Thursday, 4 November 2004

Getting Organized

Here's an interesting article I found today on the MSN website. This lady has some pretty good pointers on getting personal finances in order.



To that, I might add that it is a good idea to set up an IRA on automatic deposit. This will help a person keep a disciplined investment program.



Good luck!

The Financial Planning Process

What are the steps in the financial planning process? If a person wants to work with a financial planner, what can they expect? What are their responsibilities and the financial planner's responsibilities?



Most Certified Financial Planners* (CFP) use the six step process defined by the CFP Board. Those steps are:



1. Establishing and Defining the Client-Planner Relationship.



This step is usually accomplished with a 30-minute initial consultation. Most planners do not charge for this meeting.

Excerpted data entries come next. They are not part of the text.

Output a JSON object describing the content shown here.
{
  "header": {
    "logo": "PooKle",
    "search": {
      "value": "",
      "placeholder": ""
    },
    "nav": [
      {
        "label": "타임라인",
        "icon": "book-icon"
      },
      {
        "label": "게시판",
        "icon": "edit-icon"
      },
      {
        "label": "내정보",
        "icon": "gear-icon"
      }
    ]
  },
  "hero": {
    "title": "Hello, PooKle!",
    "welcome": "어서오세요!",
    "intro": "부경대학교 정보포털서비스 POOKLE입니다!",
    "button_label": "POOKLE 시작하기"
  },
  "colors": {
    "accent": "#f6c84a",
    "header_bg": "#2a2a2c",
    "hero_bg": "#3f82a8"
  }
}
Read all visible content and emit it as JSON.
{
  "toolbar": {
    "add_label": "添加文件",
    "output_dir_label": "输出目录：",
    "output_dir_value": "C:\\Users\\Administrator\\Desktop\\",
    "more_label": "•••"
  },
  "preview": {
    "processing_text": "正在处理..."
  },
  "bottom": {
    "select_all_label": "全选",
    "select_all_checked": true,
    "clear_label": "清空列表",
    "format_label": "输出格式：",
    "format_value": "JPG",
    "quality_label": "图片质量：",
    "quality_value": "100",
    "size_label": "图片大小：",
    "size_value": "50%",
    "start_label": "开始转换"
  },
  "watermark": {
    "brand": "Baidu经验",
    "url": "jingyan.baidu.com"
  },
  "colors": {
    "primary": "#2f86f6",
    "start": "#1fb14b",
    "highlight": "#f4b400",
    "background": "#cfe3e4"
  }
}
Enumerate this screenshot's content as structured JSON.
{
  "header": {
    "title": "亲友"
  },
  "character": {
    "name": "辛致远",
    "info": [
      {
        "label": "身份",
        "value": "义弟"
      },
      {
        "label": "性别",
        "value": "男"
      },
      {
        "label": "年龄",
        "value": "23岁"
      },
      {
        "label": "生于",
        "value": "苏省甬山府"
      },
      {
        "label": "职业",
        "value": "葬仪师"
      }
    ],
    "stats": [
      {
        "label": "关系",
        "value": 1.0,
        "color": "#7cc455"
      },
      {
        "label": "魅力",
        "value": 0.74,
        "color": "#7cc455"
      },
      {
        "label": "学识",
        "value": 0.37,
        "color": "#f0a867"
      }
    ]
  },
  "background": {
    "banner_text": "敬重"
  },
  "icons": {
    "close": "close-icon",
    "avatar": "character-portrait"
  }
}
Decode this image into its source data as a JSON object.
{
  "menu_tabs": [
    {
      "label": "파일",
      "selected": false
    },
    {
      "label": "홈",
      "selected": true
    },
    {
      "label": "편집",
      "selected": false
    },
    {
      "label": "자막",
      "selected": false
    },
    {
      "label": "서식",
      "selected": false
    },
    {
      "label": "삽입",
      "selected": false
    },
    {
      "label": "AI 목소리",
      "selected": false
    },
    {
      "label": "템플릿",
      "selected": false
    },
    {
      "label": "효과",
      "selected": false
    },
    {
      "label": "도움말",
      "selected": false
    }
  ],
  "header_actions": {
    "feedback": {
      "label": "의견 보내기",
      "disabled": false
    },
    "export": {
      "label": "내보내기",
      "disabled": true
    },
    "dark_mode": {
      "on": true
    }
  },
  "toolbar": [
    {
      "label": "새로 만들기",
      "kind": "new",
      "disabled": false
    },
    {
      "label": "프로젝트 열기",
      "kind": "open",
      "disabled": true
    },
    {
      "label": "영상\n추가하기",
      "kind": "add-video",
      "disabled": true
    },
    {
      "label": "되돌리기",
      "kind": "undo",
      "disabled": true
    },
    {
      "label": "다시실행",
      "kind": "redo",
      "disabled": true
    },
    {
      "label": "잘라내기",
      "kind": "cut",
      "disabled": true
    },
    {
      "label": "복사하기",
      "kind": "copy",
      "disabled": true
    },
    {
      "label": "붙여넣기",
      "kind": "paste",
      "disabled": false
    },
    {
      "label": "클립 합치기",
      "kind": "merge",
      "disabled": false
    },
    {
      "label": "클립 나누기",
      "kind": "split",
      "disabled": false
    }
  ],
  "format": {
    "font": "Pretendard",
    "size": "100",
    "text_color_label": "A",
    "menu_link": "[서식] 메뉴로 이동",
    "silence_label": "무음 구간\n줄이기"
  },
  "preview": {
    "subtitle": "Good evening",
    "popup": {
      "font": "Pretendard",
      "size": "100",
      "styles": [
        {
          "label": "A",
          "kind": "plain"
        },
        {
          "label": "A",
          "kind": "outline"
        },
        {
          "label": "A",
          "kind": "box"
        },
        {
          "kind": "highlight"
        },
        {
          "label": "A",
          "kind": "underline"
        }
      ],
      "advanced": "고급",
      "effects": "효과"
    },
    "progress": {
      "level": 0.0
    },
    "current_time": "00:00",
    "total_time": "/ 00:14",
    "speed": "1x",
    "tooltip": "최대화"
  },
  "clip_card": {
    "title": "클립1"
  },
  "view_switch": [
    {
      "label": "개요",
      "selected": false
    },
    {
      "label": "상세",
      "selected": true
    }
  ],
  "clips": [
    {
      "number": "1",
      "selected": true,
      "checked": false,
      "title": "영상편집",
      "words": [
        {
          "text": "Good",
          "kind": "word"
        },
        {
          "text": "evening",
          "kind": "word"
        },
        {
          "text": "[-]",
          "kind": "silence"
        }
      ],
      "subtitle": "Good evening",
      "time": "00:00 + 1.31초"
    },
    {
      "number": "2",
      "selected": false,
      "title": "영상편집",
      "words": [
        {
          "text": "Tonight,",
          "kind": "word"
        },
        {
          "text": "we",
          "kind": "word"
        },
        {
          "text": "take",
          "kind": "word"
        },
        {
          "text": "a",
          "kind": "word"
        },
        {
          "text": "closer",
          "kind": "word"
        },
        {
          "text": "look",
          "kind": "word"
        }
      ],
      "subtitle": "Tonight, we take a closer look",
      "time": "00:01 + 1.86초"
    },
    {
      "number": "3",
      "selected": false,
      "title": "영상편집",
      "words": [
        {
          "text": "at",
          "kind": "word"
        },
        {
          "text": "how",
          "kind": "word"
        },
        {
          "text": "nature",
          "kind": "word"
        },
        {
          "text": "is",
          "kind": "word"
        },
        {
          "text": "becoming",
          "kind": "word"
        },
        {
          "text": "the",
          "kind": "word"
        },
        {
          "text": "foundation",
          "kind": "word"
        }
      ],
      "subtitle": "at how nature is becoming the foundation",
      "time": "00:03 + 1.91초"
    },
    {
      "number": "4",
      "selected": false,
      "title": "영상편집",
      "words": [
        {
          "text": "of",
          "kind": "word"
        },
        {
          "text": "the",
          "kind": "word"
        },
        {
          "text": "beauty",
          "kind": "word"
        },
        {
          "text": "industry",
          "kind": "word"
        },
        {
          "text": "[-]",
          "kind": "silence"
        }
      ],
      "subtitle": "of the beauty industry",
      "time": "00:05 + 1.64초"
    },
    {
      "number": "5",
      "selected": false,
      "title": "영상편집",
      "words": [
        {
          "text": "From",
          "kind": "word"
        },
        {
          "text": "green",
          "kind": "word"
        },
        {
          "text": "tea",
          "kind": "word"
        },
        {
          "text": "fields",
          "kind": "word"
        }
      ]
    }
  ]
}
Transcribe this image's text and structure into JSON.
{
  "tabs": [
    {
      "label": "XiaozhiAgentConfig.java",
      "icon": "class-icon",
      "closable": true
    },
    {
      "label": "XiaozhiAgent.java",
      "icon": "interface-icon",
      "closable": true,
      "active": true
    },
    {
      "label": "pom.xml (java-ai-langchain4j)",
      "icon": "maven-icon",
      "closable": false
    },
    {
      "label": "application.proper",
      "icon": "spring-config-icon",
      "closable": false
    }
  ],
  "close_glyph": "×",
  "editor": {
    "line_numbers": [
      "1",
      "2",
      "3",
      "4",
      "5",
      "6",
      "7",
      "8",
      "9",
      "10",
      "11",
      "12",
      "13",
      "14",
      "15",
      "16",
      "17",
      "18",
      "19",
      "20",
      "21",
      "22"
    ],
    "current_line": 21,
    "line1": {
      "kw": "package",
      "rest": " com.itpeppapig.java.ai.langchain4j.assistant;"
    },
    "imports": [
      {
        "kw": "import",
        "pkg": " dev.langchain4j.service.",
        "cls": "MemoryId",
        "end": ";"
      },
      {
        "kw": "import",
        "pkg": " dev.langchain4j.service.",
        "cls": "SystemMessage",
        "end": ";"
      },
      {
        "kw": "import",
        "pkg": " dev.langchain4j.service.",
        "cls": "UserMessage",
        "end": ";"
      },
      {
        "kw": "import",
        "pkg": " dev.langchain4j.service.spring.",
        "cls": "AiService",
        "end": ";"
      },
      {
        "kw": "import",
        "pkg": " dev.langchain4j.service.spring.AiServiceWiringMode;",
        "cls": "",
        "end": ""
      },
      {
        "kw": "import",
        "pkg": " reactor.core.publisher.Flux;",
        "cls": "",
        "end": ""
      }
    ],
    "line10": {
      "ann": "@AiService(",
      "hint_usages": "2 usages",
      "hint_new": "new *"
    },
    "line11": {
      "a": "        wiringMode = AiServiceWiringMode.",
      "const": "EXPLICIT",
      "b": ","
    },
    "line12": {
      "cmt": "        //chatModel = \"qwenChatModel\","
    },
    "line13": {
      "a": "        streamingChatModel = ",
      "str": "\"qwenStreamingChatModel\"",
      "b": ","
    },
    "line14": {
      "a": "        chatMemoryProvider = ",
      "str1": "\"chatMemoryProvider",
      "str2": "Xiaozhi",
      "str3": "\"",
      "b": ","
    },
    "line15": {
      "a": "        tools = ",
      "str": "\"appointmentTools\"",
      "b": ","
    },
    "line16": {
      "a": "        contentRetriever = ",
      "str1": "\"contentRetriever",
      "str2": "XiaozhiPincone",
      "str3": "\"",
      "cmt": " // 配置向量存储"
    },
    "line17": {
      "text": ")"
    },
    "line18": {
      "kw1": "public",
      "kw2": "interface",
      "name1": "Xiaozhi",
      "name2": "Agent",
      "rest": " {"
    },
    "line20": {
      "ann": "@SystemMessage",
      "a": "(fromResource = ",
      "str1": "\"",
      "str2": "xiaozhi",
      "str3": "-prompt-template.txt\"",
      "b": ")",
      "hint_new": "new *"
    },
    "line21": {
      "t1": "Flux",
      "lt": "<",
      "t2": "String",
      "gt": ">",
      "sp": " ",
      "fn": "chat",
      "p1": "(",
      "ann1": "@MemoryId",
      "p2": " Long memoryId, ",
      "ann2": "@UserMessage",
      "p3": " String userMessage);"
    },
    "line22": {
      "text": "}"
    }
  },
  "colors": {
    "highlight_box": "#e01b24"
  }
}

2. Gathering Client Data, Including Goals.



Once the client and planner decide to work together, information is needed from the client. This step can also be conducted during the first meeting.



3. Analyzing and Evaluating the Client's Financial Status.



This step is conducted by the financial planner and can take up to a month to accomplish.



4. Developing and Presenting Financial Planning Recommendations and/or Alternatives.



This step is done in conjunction with step 3. The word "alternatives" means that oftentimes a client's goals are unachievable under current circumstances. Therefore, it is necessary to have an alternative plan of action. This step also requires a client meeting.



5. Implementing the Financial Planning Recommendations.



Once the plan has been accepted by the client, the planner makes out an action items list and both the client and the planner work together during the implementation step. Some clients may prefer to implement on their own.



6. Monitoring the Financial Planning Recommendations.



Notice that these are steps in the Financial Planning Process. A financial plan is a process and not a product. Changes must be made over the years to make sure the plan meets the client's needs. It is recommended that the financial plan be examined at least yearly.



Those are the six steps according to the CFP Board. Not all planners use the six steps, either because they combine various steps or they have additional steps.



I hope my readers found this post helpful. Please send me an email with any questions or comments.



Until next time...



*I am not yet a Certified Financial Planner. I am in the process of preparing to obtain my CFP designation.